Morningstar's projected changes
Morningstar has committed to several new practices, including:
- Barring the use of biased sources, such as the UN Human Rights Council and WhoProfits, from its reporting
- Using geographic names (e.g., West Bank, east Jerusalem) in relevant regions, rather than “Occupied Palestinian Territory”
- Ensuring that businesses operating in Israeli-Palestinian conflict areas or contributing to Israel’s defense against terrorism are not treated as de facto violators of human rights
- Removing references to the BDS campaign
- Providing ongoing anti-bias training to staff
- Bringing in independent experts to ensure that ESG ratings do not single out and discriminate against Israel
Julie Hammerman, CEO of JLens, said on Monday, “We are pleased that issues JLens first raised with Morningstar in 2020 resulted in a coalition of Jewish groups working to remove anti-Israel bias from Morningstar's ESG Research... bias and antisemitism have no place in ESG.”
Statements from assembly attendees
“This is an important step toward ensuring investors do not receive research tainted by politics and sources that have historically been hostile toward Israel," AJC CEO Ted Deutch said. "We will continue to work with our partners in the Jewish community to ensure Morningstar is transparent when it implements reforms and lives up to its commitments."

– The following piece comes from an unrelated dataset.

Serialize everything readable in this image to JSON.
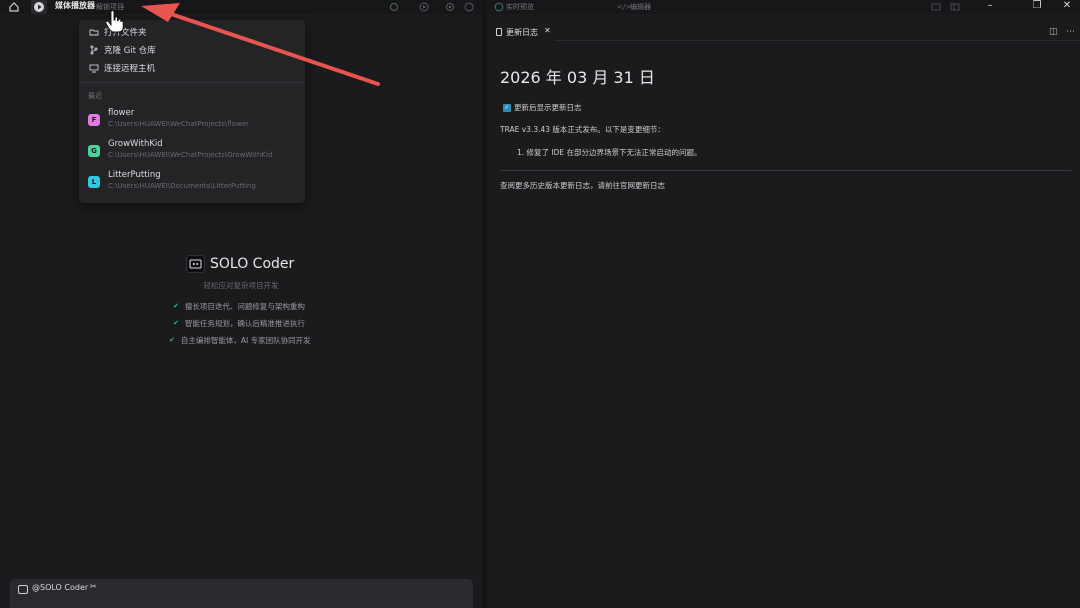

Scott A. Shay, a lay leader representing UJA-Federation of New York who was engaged on the issue, said, “ESG has become a major filter through which $17 trillion of US equities are screened." Eric S. Goldstein, CEO of UJA-Federation of New York added that, “given the importance of ESG analysis to the investor community, we’re very thankful to Morningstar for agreeing to refine its research approach addressing concerns around anti-Israel bias.”